In order to regulate India's $500 billion start-up funding market, the government is considering to set up a regulating institution named 'Alternate Markets Commission' (AMC), which would be responsible for drafting regulations to infuse confidence and make it easier for unlisted firms to raise money from investors.

Interestingly and a breather for startups, the proposed AMC would not have to consult the government or any of the agencies/institutions under the government before firming up the rules, which include the ministry of corporate affairs (MCA), the Securities and Exchange Board of India (SEBI) as well as the Reserve Bank of India.

"The government will have to introduce a law for the proposal to go through", said a note prepared by the department of economic affairs (DEA), under the finance ministry.

DEA had earlier sent a note to SEBI, MCA and startup funding bodies, stating that AMC would be empowered to frame policies for any type of fund-raising by unlisted entities, including public or private limited firms, non-profit entities, trusts, societies, LLPs, sole proprietorships and partnership firms.

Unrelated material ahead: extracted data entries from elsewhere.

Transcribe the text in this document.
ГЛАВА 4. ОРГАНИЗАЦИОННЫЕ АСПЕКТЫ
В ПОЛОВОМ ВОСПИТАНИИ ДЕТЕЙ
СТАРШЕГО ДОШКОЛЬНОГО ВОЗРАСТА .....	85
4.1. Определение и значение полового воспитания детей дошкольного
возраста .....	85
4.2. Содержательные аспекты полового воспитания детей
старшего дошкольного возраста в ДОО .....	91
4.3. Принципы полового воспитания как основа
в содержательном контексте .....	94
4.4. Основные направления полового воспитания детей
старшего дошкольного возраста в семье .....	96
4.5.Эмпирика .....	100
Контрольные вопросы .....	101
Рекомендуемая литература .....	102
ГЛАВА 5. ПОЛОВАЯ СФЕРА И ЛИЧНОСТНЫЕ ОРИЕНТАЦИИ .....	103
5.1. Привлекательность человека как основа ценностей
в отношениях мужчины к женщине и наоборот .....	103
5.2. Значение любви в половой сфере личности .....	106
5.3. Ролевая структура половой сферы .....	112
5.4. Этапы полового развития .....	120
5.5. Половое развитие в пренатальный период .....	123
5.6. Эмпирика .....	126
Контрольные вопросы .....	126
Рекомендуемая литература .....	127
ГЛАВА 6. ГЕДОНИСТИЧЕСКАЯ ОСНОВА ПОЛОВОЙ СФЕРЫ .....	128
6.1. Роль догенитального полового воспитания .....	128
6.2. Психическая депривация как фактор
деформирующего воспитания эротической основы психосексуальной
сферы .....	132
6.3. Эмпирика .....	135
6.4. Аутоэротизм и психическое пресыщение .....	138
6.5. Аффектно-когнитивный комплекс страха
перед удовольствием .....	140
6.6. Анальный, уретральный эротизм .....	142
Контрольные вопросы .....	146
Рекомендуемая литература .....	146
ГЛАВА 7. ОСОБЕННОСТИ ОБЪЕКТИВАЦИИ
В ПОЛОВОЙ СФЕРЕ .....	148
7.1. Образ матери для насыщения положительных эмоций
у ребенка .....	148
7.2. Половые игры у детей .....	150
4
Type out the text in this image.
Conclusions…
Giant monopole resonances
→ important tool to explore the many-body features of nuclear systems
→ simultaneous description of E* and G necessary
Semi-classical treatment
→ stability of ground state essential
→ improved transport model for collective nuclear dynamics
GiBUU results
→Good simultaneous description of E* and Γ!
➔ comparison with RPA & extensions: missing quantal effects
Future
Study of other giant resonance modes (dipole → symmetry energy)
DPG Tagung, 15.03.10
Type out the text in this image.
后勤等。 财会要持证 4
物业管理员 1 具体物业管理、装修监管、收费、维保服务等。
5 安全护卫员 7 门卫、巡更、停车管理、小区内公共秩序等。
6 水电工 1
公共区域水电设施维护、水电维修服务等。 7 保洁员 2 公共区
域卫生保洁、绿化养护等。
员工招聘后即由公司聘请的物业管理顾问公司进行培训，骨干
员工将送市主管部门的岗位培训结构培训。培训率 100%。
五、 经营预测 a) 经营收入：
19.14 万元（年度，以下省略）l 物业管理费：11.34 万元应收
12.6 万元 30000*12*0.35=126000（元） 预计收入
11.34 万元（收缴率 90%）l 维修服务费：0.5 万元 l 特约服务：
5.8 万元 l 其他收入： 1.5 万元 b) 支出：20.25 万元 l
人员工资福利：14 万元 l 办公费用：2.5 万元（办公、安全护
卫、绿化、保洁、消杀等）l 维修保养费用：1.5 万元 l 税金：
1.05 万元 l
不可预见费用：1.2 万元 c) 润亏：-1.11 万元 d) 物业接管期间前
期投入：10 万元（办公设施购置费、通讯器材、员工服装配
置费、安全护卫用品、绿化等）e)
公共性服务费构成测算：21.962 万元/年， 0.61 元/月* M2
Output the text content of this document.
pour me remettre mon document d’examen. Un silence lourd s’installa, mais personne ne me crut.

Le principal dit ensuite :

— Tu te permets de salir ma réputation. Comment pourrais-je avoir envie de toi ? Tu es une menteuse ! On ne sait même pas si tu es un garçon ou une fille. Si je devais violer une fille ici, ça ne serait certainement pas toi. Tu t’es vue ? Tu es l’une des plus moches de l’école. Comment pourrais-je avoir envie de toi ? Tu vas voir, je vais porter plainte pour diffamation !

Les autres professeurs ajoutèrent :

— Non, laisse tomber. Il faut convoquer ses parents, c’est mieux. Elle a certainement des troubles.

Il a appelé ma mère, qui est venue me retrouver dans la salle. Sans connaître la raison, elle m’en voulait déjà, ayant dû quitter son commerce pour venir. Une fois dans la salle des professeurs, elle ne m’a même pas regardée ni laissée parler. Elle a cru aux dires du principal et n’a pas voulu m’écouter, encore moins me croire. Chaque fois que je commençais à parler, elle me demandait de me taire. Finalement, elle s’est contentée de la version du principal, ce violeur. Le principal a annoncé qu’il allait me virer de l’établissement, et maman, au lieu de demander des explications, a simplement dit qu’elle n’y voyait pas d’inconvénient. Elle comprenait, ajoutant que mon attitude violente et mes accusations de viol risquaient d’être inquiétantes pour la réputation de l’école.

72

According to the proposal, unlisted firms or individuals can raise capital as equity or debt, including convertible debenture and preference shares, donations, units, deposits, contribution and partnership capital, or in any other form.

The DEA note further said that, an issuing entity would be able to raise a maximum of Rs.100 crore against any instrument in a year. The annual funding limit for an investor subscribing to the instruments would also be capped, but would vary if the investor is a company or an individual.

There shall be no minimum investment limit set for the investor to accommodate crowdfunding. However, the DEA note did not clarify the minimum investment limit for angel investors, venture capital firms. Currently, the minimum investment limit remains at $38.5K (INR 25 Lakh).

Additionally, an entity can raise funds through only one platform in any given financial year, said the DEA note.

Nidhis and chit funds, too, can use this platform to raise member contributions, while mutual funds and alternate investment funds (AIF) can find their potential unit holders through this platform. A Nidhi company, is one that belongs to the non-banking Indian finance sector and is recognized under section 406 of the Companies Act, 2013. Their core business is borrowing and lending money between their members.

The proposed AMC would be authorized to oversee the enforcement of its policies, and any violation of rules would be dealt with by the police and courts, the note said. Once AMC is in place, fundraising activities would be exempted from the existing norms under SEBI, MCA and the Reserve Bank of India.

The state-run authority would be responsible for regulating and strengthening alternate markets and encourage start-ups to adopt ways to reduce the cost of raising capital. It would be authorized to inspect and audit firms operating on the platform to facilitate crowdfunding or startup funding, including donations from trusts and societies.